Flavors of China > Szechuan cuisine
There is a saying here that “Szechuan cooking is very spicy. No doubt that’s why the inhabitants of the region have the sharpest tongues in the whole country.” This land of the four rivers includes the western border regions. Isolated for centuries, some 1600 km from the sea, Szechuan province developed a unique cooking style, notably spicier than in other regions, especially since the Szechuanese have a predilection for fagara, a small hot red pepper whose effect on the palate is like a time bomb.
The seasoning called Szechuan pepper is in fact a mixture of fagara and true black pepper. There are 21 sauces and spice mixtures unique to this cuisine, each with a distinctive flavor and its own particular culinary role. The best known are Gung-bao, a hot peppery blend; Tou pan jian, based on garlic, ginger, onion and chili; hot and sour; garlic sauce; ginger sauce; five spice powder, etc.

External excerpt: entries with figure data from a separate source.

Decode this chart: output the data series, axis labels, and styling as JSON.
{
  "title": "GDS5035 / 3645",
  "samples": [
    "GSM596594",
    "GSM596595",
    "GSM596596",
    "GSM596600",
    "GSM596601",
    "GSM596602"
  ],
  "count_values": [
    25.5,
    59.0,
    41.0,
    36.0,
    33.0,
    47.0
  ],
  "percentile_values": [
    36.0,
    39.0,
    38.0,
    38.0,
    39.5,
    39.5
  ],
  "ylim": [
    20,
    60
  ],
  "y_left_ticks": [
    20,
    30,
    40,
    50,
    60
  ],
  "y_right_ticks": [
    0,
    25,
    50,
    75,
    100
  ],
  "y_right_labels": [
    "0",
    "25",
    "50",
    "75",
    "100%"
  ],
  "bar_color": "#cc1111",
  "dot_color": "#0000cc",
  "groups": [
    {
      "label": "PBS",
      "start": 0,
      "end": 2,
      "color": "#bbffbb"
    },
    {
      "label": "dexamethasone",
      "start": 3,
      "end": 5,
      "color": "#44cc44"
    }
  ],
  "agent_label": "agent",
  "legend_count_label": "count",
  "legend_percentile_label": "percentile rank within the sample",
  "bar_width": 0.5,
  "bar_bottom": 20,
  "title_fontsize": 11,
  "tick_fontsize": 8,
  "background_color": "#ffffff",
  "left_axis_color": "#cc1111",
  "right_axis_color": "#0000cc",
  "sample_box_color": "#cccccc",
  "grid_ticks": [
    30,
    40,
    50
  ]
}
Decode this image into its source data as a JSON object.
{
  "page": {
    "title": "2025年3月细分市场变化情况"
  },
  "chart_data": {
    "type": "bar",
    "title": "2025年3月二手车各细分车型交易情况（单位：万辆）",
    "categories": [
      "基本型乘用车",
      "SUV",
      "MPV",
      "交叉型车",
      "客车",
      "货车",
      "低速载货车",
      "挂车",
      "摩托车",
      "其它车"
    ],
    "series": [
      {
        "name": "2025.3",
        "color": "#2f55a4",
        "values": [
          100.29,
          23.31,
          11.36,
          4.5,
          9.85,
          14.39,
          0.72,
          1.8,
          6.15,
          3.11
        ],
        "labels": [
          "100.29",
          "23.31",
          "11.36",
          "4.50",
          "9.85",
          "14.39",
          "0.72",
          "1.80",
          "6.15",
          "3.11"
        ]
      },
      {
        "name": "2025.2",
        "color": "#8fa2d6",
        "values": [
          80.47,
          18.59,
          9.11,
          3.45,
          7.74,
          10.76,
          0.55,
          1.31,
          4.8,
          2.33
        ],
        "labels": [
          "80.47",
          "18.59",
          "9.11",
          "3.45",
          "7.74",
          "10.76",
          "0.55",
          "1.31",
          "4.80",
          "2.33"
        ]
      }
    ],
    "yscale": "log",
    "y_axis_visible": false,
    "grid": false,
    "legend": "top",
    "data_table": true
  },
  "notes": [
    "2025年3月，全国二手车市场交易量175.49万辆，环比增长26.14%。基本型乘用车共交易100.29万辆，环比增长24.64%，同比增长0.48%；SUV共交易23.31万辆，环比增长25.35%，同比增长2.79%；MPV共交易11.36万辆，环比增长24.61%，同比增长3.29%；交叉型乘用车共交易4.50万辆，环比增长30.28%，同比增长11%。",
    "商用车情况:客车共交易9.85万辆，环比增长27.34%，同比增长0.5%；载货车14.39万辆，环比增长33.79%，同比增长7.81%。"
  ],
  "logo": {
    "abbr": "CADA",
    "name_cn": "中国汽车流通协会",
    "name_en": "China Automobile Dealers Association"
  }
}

People of this region are adept in the art of preserving meat, either by pickling or smoking, and duck smoked over camphor wood and tea leaves is one of their most famous specialties.
Traditional rural cooking is often very time-consuming. A certain meat-based specialty is known as “pudding boiled three times and turned nine times,” consisting of successive layers of meat and vegetables steamed in a casserole for many hours. The choice and balance of ingredients is an art in itself, a reflection of the culinary sophistication of the cook.
If you go to Szechuan’s capital, Chengdu, the traditional departure point on the long routes leading to the Himalayas, don’t miss going to one of the many tea rooms to be found in the old parts of the city, especially near the temple of Wenshu. Here locals sit playing chess or cards, and between sips of tea the ear cleaner may come by and offer you his services!